Individual members take greater responsibility within the team allowing Team leaders to take a step back from the team at this stage. The risk during the Norming stage is that as the team becomes comfortable within itself it also becomes complacent and loses either its creative edge or the drive that brought them to this phase and members can become institutionalised into their existing roles. Performing Not all teams make it to the Performing phase, which is where the team becomes greater than the sum of it individual members, as these members are now working interdependently with each other at near or full potential of the individuals.
These teams need not be managed so meticulously, and are not threatened by change. Performing teams show interdependence as well as independence, with high levels of knowledge and experience. They are highly motivated and competent at what tasks are in hand. Collaborative decision-making is expected at this stage, as diversity and debate is encouraged due to high levels of respect in the communications between team members.

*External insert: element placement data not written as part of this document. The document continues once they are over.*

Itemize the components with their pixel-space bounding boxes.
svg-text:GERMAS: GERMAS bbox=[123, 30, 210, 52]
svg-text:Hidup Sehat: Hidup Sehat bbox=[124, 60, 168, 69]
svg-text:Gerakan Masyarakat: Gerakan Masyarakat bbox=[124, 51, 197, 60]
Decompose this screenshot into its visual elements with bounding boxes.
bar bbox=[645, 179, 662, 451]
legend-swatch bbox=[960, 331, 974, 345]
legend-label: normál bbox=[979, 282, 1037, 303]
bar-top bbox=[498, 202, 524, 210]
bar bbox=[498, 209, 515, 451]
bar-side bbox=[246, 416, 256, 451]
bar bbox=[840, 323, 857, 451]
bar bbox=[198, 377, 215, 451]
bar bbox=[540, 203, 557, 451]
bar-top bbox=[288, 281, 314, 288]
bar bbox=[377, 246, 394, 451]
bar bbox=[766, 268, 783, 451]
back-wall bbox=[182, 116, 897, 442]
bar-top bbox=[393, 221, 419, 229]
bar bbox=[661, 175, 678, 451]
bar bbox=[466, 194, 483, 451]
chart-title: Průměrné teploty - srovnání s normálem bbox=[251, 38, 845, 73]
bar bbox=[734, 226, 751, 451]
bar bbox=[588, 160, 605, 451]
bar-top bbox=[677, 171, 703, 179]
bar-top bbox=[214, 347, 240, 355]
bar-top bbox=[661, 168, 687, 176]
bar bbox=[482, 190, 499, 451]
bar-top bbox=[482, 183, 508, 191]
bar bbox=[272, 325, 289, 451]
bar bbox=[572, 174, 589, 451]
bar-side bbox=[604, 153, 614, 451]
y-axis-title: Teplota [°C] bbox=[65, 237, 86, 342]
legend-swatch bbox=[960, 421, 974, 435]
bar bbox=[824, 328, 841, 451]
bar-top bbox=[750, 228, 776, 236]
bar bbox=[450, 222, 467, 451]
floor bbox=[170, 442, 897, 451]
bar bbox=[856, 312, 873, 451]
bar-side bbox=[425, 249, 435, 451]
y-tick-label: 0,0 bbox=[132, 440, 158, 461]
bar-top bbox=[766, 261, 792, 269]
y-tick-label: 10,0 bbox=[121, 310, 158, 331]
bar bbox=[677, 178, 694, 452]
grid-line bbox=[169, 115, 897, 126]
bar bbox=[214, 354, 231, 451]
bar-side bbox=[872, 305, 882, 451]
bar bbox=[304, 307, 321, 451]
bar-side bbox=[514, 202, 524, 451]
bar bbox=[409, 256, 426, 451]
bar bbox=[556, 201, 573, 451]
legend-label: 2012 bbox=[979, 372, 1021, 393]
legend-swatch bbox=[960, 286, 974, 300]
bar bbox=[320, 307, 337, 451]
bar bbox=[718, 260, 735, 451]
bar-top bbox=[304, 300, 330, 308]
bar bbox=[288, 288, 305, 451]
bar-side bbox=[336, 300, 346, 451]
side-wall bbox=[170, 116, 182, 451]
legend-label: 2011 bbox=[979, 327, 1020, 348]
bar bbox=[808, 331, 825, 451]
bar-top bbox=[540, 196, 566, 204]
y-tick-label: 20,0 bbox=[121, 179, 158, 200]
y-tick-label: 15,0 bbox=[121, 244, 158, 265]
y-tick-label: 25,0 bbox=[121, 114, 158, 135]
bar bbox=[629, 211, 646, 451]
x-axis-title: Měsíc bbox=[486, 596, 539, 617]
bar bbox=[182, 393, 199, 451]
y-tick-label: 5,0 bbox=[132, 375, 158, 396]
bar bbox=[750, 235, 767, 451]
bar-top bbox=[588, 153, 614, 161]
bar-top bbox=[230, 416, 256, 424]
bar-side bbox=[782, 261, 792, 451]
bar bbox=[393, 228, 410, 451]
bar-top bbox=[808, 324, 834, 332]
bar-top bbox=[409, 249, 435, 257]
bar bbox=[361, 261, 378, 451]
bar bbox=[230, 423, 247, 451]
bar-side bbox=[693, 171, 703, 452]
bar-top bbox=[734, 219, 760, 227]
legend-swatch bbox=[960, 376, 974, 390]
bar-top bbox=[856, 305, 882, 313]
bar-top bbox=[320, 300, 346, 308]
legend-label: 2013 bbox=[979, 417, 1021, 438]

Mourning
So called due to the stage being likened to the feelings about death, and therefore the need for careful handling, this is also known as the Adjourning & Transforming stage. This is the final phase added by Tuckman to cover the end of a project and the break up of the team. In a successful team when a member leaves or a new member joins the team will revert to the Forming stage, but it may last for a very short time as the new team member is brought into the fold. It should be noted that a team could return to any phase within the model if they experience a change.
Managers can benefit greatly when building teams by recognising the preferred roles of team members and also the required roles within a team. One theorist that developed a way to identify the preferred roles of team members was Dr. R. Meredith Belbin, with a system called the ‘The Belbin Team Role Inventory’, which identifies the behavioural tendencies of individuals when in team environments. Nine team roles where identified and individuals would show stronger behavioural tendencies through questioning or observation and be identified as one of these roles.
Identifying the types of roles the member of a team fills when starting up teams and ensuring you have a good balance will, as a leader, allow you to create an efficient and effective team, or manage the difference, knowing that teams work best when there is a balance of primary roles and when team members know their roles, work to their strengths and can identify and manage their allowable weaknesses as a whole. This will allow the team to work to it’s full collective potential and realise that, in Belbin’s own words, “nobody is perfect – but a team can be”.